A l’inverse de E., Joosten a bénéficié d’énormes privilèges. C’est d’ailleurs toujours le cas. La vie doit lui sembler effrayante à présent, et son prestige et sa réputation ne s’en remettront jamais. Mais il est libre, il a le soutien de sa famille, il a accès à un psychiatre et même à un ordinateur et à son adresse email. Il a eu une éducation de premier ordre et il a un immense talent.
Je ressens la même colère que beaucoup de mes collègues sur Twitter et Facebook. La condamnation est justifiée ; l’indignation face à la légèreté de la condamnation aussi. Faire des dons aux associations qui viennent en aide à l’enfance en danger est une bonne chose. Mais ensuite ? La déclaration de la Society for Old Testament Study ouvre des pistes, et montre surtout le chemin qui reste à parcourir au sein de notre discipline. Un vernis de respectabilité et de légitimité a recouvert, depuis bien trop longtemps, l’ignominie. Ce que Scullin dit des disciplines classiques est vrai aussi des études exégétiques : elles ont une « histoire difficile de participation à diverses formes d’oppression » (qui continue, hélas, jusqu’à aujourd’hui). Tout comme les manifestations inspirées par le mouvement Black Lives Matter ont été l’occasion de bien belles déclarations et de beaucoup d’introspection, ce moment critique doit être mis à profit pour aller encore plus loin. Les écailles dans le vernis de respectabilité sont de plus en plus visibles depuis ces derniers jours et ces dernières semaines. En fait, il n’est pas surprenant que Joosten ait pu continuer aussi longtemps ses « agissements ». Sa respectabilité et le privilège qui est le sien ont en grande partie permis une telle impunité et, j’en suis persuadée, l’ont protégé d’une condamnation plus dure lorsque cette impunité a pris fin. E. n’aurait jamais eu une telle chance face au même tribunal.

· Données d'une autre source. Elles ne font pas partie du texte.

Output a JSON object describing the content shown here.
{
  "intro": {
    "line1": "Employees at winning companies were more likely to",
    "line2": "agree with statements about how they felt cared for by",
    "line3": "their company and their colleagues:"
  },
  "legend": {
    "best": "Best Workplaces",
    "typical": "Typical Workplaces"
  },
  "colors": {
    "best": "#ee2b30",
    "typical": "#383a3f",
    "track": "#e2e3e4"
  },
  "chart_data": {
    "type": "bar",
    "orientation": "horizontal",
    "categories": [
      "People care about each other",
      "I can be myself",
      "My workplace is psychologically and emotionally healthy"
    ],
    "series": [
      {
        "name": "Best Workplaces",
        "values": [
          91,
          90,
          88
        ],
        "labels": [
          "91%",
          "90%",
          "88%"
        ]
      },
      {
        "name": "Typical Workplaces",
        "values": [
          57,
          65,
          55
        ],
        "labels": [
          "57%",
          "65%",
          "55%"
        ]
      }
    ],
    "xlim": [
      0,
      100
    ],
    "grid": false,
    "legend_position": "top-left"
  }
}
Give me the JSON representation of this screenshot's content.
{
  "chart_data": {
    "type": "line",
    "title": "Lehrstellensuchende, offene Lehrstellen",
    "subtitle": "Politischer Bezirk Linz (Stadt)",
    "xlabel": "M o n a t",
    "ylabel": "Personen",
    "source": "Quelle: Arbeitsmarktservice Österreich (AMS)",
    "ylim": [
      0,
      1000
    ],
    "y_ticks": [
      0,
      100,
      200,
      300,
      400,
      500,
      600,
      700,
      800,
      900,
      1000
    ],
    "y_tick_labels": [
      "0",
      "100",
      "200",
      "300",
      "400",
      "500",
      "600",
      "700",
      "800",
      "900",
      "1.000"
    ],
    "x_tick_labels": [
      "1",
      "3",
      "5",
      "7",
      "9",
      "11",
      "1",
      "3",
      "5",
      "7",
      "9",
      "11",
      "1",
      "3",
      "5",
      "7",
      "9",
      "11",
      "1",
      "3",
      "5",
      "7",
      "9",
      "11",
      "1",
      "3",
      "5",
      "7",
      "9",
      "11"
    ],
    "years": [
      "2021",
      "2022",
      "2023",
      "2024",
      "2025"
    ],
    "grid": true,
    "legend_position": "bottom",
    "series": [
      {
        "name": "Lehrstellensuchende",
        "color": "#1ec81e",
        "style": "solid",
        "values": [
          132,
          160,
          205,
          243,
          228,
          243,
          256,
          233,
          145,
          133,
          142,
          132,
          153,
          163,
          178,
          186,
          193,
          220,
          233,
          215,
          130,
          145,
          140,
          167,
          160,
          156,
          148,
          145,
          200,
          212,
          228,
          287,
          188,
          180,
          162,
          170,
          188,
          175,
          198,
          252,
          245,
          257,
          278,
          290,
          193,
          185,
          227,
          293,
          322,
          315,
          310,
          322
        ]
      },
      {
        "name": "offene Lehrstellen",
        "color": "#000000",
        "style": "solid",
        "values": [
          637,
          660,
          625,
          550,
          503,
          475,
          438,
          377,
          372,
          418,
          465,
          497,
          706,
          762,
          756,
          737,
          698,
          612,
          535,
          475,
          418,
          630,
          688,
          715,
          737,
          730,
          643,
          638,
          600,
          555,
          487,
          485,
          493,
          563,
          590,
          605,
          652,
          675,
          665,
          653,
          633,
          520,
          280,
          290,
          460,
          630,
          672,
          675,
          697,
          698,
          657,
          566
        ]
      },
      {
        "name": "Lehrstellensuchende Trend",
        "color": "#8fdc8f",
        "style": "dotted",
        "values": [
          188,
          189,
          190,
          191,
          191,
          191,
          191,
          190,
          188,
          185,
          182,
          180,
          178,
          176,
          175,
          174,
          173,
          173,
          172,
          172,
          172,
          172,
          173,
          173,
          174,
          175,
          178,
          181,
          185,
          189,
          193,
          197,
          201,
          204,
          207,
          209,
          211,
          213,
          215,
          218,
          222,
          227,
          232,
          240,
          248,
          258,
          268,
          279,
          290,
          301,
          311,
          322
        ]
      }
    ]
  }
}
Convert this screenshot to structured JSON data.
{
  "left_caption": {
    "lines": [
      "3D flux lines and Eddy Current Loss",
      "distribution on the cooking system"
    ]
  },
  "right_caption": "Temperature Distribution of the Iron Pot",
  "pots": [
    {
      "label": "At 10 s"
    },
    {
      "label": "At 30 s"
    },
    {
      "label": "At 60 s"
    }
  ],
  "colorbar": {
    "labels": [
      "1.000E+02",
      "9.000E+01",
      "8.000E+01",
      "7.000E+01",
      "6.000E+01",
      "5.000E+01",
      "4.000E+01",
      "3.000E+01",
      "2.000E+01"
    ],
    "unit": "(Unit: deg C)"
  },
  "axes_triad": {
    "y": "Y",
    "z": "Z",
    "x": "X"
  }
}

C’est une chose – dans le cas de Joosten – de refuser dorénavant de lire ou de citer ses écrits, de lui faire quitter toutes les sociétés savantes dont il faisait partie et de soutenir ses étudiants. Mais ensuite ? Et si Joosten est condamné à une peine de prison qui reflète la gravité de l’infraction, cela suffirait-il ? Il finirait de toute façon par quitter la prison. Il n’est pas possible d’« enfermer tous les pédophiles et de jeter la clé ».
Ce que je vois en E. et que je ne vois pas en Joosten, c’est une tentative de réparation. J’espère qu’en se projetant vers l’avenir, il s’efforcera de mettre ses talents – sa maîtrise de nombreuses langues, ses compétences en matière de recherche et d’écriture, son expérience tirée de la thérapie – au service d’autres personnes qui souffrent d’addiction et au service des victimes de violence sexuelle et de trafic humain. Si je peux soutenir cela, je le ferai.
Quant au pardon qu’il espère recevoir de ma part, il ne m’appartient pas de le donner. Vladimir Jankelevitch écrit que « le pardon n’est pas fait pour les porcs ». La première étape en vue de recevoir le pardon, c’est de reconnaître entièrement le mal commis. Aujourd’hui même, Joosten doit choisir s’il va faire appel. J’espère qu’il prendra ses responsabilités, toutes ses responsabilités, et qu’il ne fera pas appel de sa condamnation. [Note des traductrices et traducteurs : Jan Joosten n’a pas fait appel.]